Путешествие на «Париже» - страница 18
На втором снимке был ее муж Джордж: в его позе чувствовалось напряжение, он с подозрением смотрел в фотокамеру. Эту фотографию он подарил ей еще до свадьбы. На ней он такой же скованный и серьезный, как и теперь, но тогда он, конечно, выглядел намного моложе – еще не носил очков и не поседел. Сейчас же волосы у него поредели и стали совсем седыми, а аккуратно подстриженной бородой Джордж напоминал Санта-Клауса.
Констанция, поставив фотографии на комод, перевела взгляд с одной на другую. О чем они с Джорджем будут говорить через двадцать лет, когда девочки вырастут, выйдут замуж, покинут дом и будут растить своих детей? Прожить зрелые годы в обстановке мучительной тишины и натянутой вежливости – это будет просто невыносимо: так прошло все ее детство. Констанция щелкнула пальцем по фотографии мужа, и та упала лицом вниз.

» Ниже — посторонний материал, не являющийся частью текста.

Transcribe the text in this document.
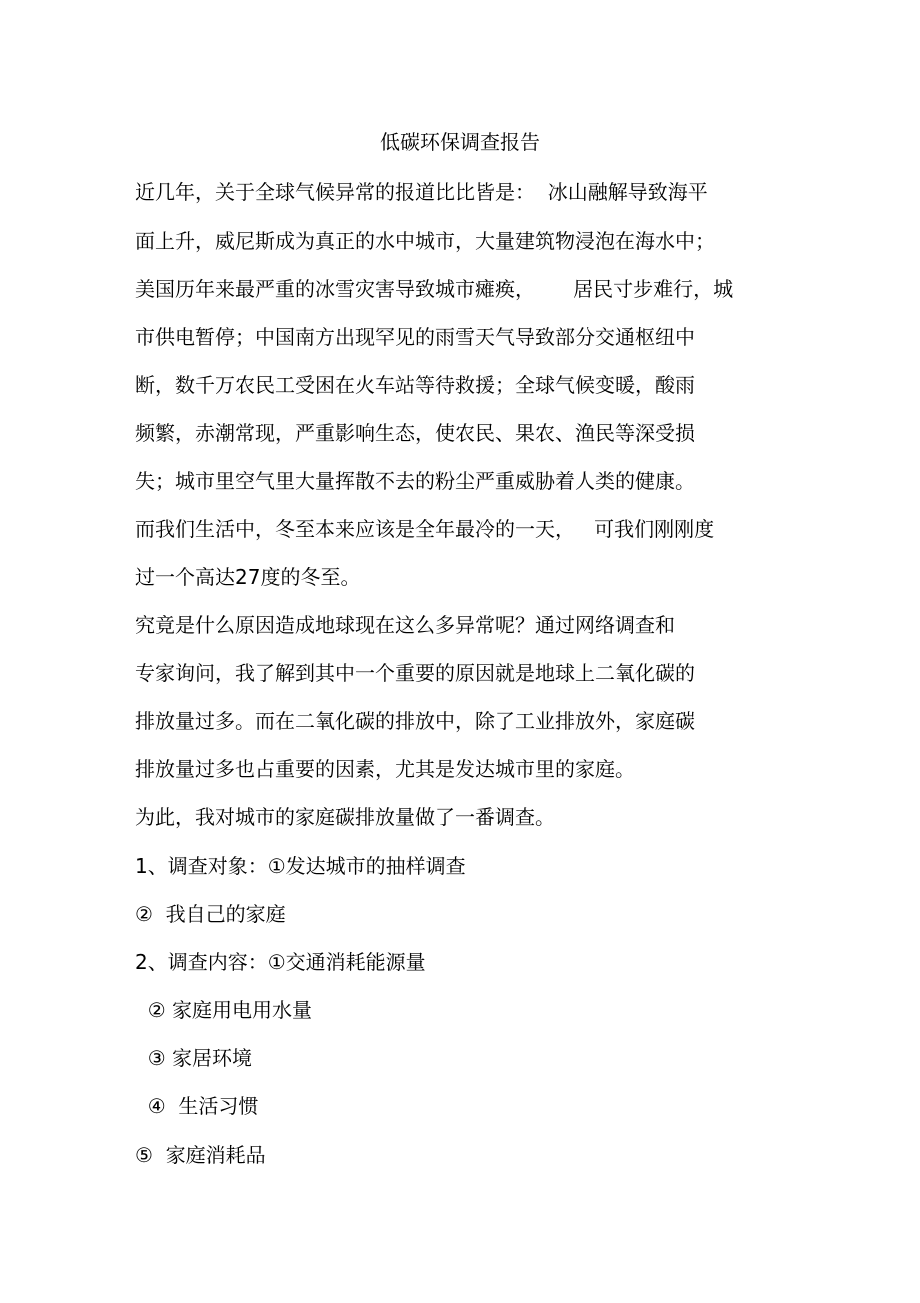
低碳环保调查报告
近几年，关于全球气候异常的报道比比皆是：  冰山融解导致海平
面上升，威尼斯成为真正的水中城市，大量建筑物浸泡在海水中；
美国历年来最严重的冰雪灾害导致城市瘫痪，      居民寸步难行，城
市供电暂停；中国南方出现罕见的雨雪天气导致部分交通枢纽中
断，数千万农民工受困在火车站等待救援；全球气候变暖，酸雨
频繁，赤潮常现，严重影响生态，使农民、果农、渔民等深受损
失；城市里空气里大量挥散不去的粉尘严重威胁着人类的健康。
而我们生活中，冬至本来应该是全年最冷的一天，   可我们刚刚度
过一个高达27度的冬至。
究竟是什么原因造成地球现在这么多异常呢？通过网络调查和
专家询问，我了解到其中一个重要的原因就是地球上二氧化碳的
排放量过多。而在二氧化碳的排放中，除了工业排放外，家庭碳
排放量过多也占重要的因素，尤其是发达城市里的家庭。
为此，我对城市的家庭碳排放量做了一番调查。
1、调查对象：①发达城市的抽样调查
②  我自己的家庭
2、调查内容：①交通消耗能源量
② 家庭用电用水量
③ 家居环境
④  生活习惯
⑤  家庭消耗品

Она открыла специально приобретенный для этой поездки дорожный сундук и, чтобы убедиться, что все на месте, принялась просматривать одно отделение за другим. Достав купленную себе в Париже кружевную шаль, она с нежностью прижала ее к щеке и положила на место. Потом внимательно осмотрела подарки девочкам – фарфоровых кукол, разодетых по последней парижской моде, – и убедилась, что все целы и невредимы, затем проверила подарок родителям – бутылку «Вдовы Клико» (та тоже не разбилась и не треснула). Снова оборачивая бутылку папиросной бумагой, Констанция отругала себя за неразумность: ну для чего родителям дорогое шампанское? Что им праздновать? Она уложила бутылку рядом с куклами и закрыла сундук. Ах, но она так ничего и не купила Джорджу! За все время пребывания в Париже ей не попалось ничего подходящего, ничего, что могло бы послужить знаком любви или символом примирения, ничего такого, что могло бы быть просто стоящим сувениром. Возможно, суть была в том, что ей хотелось, чтобы Джордж об этом путешествии забыл как можно скорее.
Оставив сундук в углу, Констанция села в маленькое кресло, потянулась и выглянула в иллюминатор. Забавно, как быстро люди привыкают к путешествиям. Когда она по пути в Европу впервые пересекала Атлантический океан, она, непривычная к одиночеству, ужасно нервничала и никак не могла прийти в себя и успокоиться. Наверное, поэтому она проводила столько времени со своей попутчицей и соседкой по каюте Глэдис Пелэм.
Глэдис, ужасно стеснительная старая дева лет сорока пяти, и ее приятельницы из Сент-Луиса – целая компания почтенных матрон, вдов и старых дев – с радостью взяли Констанцию под свое крыло. Эти общительные дамы были заинтригованы тем, что молодая женщина путешествует одна.
Неожиданно для себя Констанция поведала им о своей жизни куда больше, чем когда-либо рассказывала о ней подругам в Вустере. Здесь, где она была сама по себе и никто не знал ее семью, она могла говорить свободно, и от собственных рассказов у нее едва ли ни шла кругом голова. Ее никто не прерывал – ни отец, обычно останавливающий ее неодобрительным жестом, ни муж, любивший оборвать ее рассказ и продолжить его по-своему. Дома ее считали спокойной, ответственной и несколько сдержанной (но, конечно, не скучной, как Джордж!), однако на корабле, где ей внимали чуть ли не с восхищением, она могла говорить все что угодно и представляться так, как ей заблагорассудится, – женщиной самоотверженной, преданной и даже искушенной.
Констанция объяснила дамам, что отец послал ее в Париж вернуть домой младшую сестру Фэйт, которая в прошлом году, путешествуя по Европе со своей тетушкой, просто-напросто от нее сбежала. Еще Констанция им рассказала, что Фэйт живет с художником и позирует обнаженной! Теперь же их мать всерьез заболела (кто бы не слег с такой вот дочерью?), и отец счел, что только она, Констанция, сможет уговорить Фэйт бросить сомнительную жизнь в Париже и вернуться домой. И вот она, оставив любимого мужа и трех чудных дочек, возлагает все свои силы на алтарь служения близким.